29 março 2007

OS GENERAIS DE HAIG

Afirmar que a Primeira Guerra Mundial (1914-18) foi muito diferente da Segunda (1939-45) será um truísmo ou uma platitude, para usar um daqueles sinónimos de banalidade que, de quando em vez, José Pacheco Pereira gosta de desenterrar e que eu tanto gosto de glosar. Normalmente, a Segunda Guerra é muito mais conhecida, por ter durado mais tempo, por ter sido mais recente, por se ter desenvolvido por uma área geográfica muito maior, por ter envolvido mais contendores e pelo maior grau de destruição material e humana que provocou.

Sobretudo, porque as interpretações estratégicas que transformam as duas grandes conflagrações do Século XX num mesmo conflito, com um armistício intercalar de 21 anos e uns reajustamentos menores de alianças, fazem, a esta distância temporal crescente, cada vez mais sentido. E, à luz dessa interpretação, a importância da Primeira Guerra Mundial (paradoxalmente concebida na altura como a Guerra que iria acabar com todas as guerras…) esvazia-se perante o carácter verdadeiramente decisivo que a Segunda veio a assumir.

E contudo, algo se perdeu nos 25 anos que distam os inícios das duas guerras, porque existe muito mais inocência, generosidade, muito mais criação artística entre os que participaram na Primeira Guerra Mundial do que os da geração seguinte. Para nos cingirmos apenas à literatura, a Segunda Guerra não viu aparecerem grandes livros de denúncia como O Fogo de Henri Barbusse (França – 1916), nostálgicas como A Oeste Nada de Novo de Erich Maria Remarque (Alemanha -1929) ou sarcásticas como Adeus a Isso Tudo de Robert Graves (Grã-Bretanha – 1929).
Mas é dos comandantes militares britânicos dessa Primeira Guerra que este poste pretende tratar. Que, curiosamente, parecem ter sido rejeitados, mesmo pelo seu próprio poder político vencedor: o título de um dos livros recentemente publicados a esse respeito (2006 – veja-se acima) chama-se precisamente os Generais de Haig (Douglas Haig - o comandante chefe dos exércitos do império britânico em França desde 1915, em destaque na capa do livro e na fotografia inicial, com a ordenança preparando-lhe o casaco). Ora, os livros do mesmo tipo sobre a guerra seguinte chamam-se os Generais de Churchill (em baixo), os Generais de Hitler ou os Generais de Estaline
A figura de Douglas Haig pode ser vista, de certa forma, como um fardo de que há que preservar a imagem, dadas as circunstâncias do Reino Unido ter chegado em vantagem ao tal armistício de 21 anos (1918-39). No entanto, é visível, entre os principais pensadores militares britânicos do período entre guerras, que as opiniões sobre ele variaram entre a ausência de grandes comentários (sempre passível de interpretação…) de J.F.C. Fuller, e uma crítica severíssima de B.H. Lidell Hart sobre a forma como Haig conduziu muitas das grandes operações ofensivas durante a Guerra.
De uma forma menos sustentada intelectualmente, mas muito mais arrasadora, a relativamente recente série televisiva cómica Blackadder Goes Forth (1989 – na foto de cima) representa através de um hipotético general Melchett a imbecilidade de um general encerrado na sua mansão, distante dos seus homens e das condições quotidianas da guerra das trincheiras. Numa das cenas, apontando para um mapa estendido em cima de uma mesa no meio da sala, Melchett mostrava a progressão das suas unidades desde o início da ofensiva. Blackadder perguntou-lhe qual era a escala do mapa. 1:1 foi a resposta…
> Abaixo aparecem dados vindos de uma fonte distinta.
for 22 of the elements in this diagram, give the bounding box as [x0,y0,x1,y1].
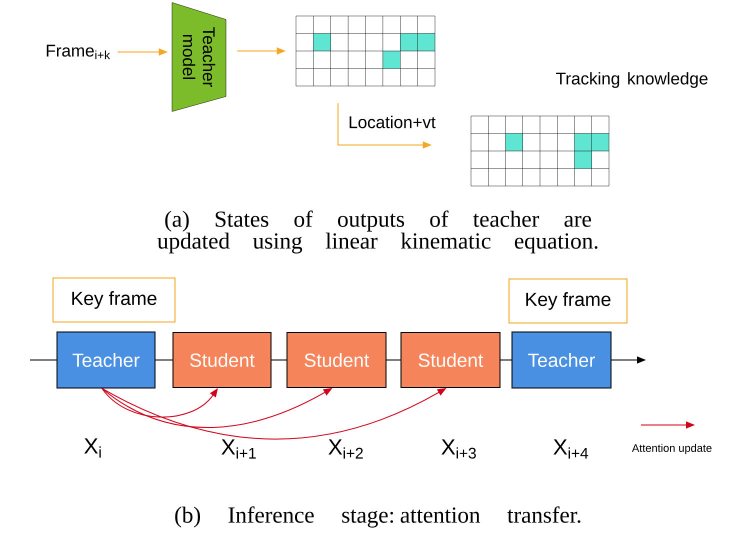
frame-label: Frame$_{i+k}$ [46,44,110,60]
model-trapezoid: Teacher model [172,2,226,112]
process-box: Student [400,332,500,388]
sequence-label: X$_{i+4}$ [553,439,588,459]
tracking-label: Tracking knowledge [556,72,708,88]
edge-label: Location+vt [347,114,437,130]
sequence-label: X$_{i+1}$ [221,439,256,459]
sequence-label: X$_{i}$ [84,438,101,458]
caption: (b) Inference stage: attention transfer. [175,506,580,528]
process-box: Student [172,332,272,388]
sequence-label: X$_{i+2}$ [328,439,363,459]
caption: (a) States of outputs of teacher are updated using linear kinematic equation. [157,210,598,254]
grid-drawing [470,116,610,186]
legend-label: Attention update [632,444,712,454]
process-box: Student [286,332,386,388]
sequence-label: X$_{i+3}$ [441,439,476,459]
process-box: Teacher [56,332,156,388]
arrow [102,388,218,418]
process-box: Teacher [512,332,612,388]
process-box: Key frame [52,278,176,322]
process-box: Key frame [508,278,628,324]
grid-drawing [296,16,436,86]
O que se torna extremamente significativo concluir de um livro como Os Generais de Haig é que Douglas Haig era afinal um produto típico da sua classe, membros de uma aristocracia de uma sociedade onde os melhores talentos tendiam a preferir a muito mais prestigiada Royal Navy. Entre o elenco dos comandantes dos exércitos britânicos (Allenby, Byng, Birdwood, Gough, Horne, Monro, Plumer e Rawlinson – em baixo, juntos em 11 de Novembro de 1918, dia do Armistício) predominam os talentos medianos, numa situação de empate e impasse táctico que exigia como resposta, para além da aplicação e método, muita imaginação.

O contraste é grande com os perfis e biografias dos comandantes da geração seguinte (Wavell, Alanbrooke, Montgomery Alexander, Auchinleck, Wilson, Percival ou Slim), os tais Generais de Churchill, que tinham uma preparação técnica e uma formação básica incomparavelmente superiores aos dos seus homólogos da grande guerra anterior. Muitas vezes a nostalgia impede-nos de ver quanto a evolução técnica tem tornado os cargos (neste caso concreto, os de alto comando) progressivamente cada vez mais exigentes.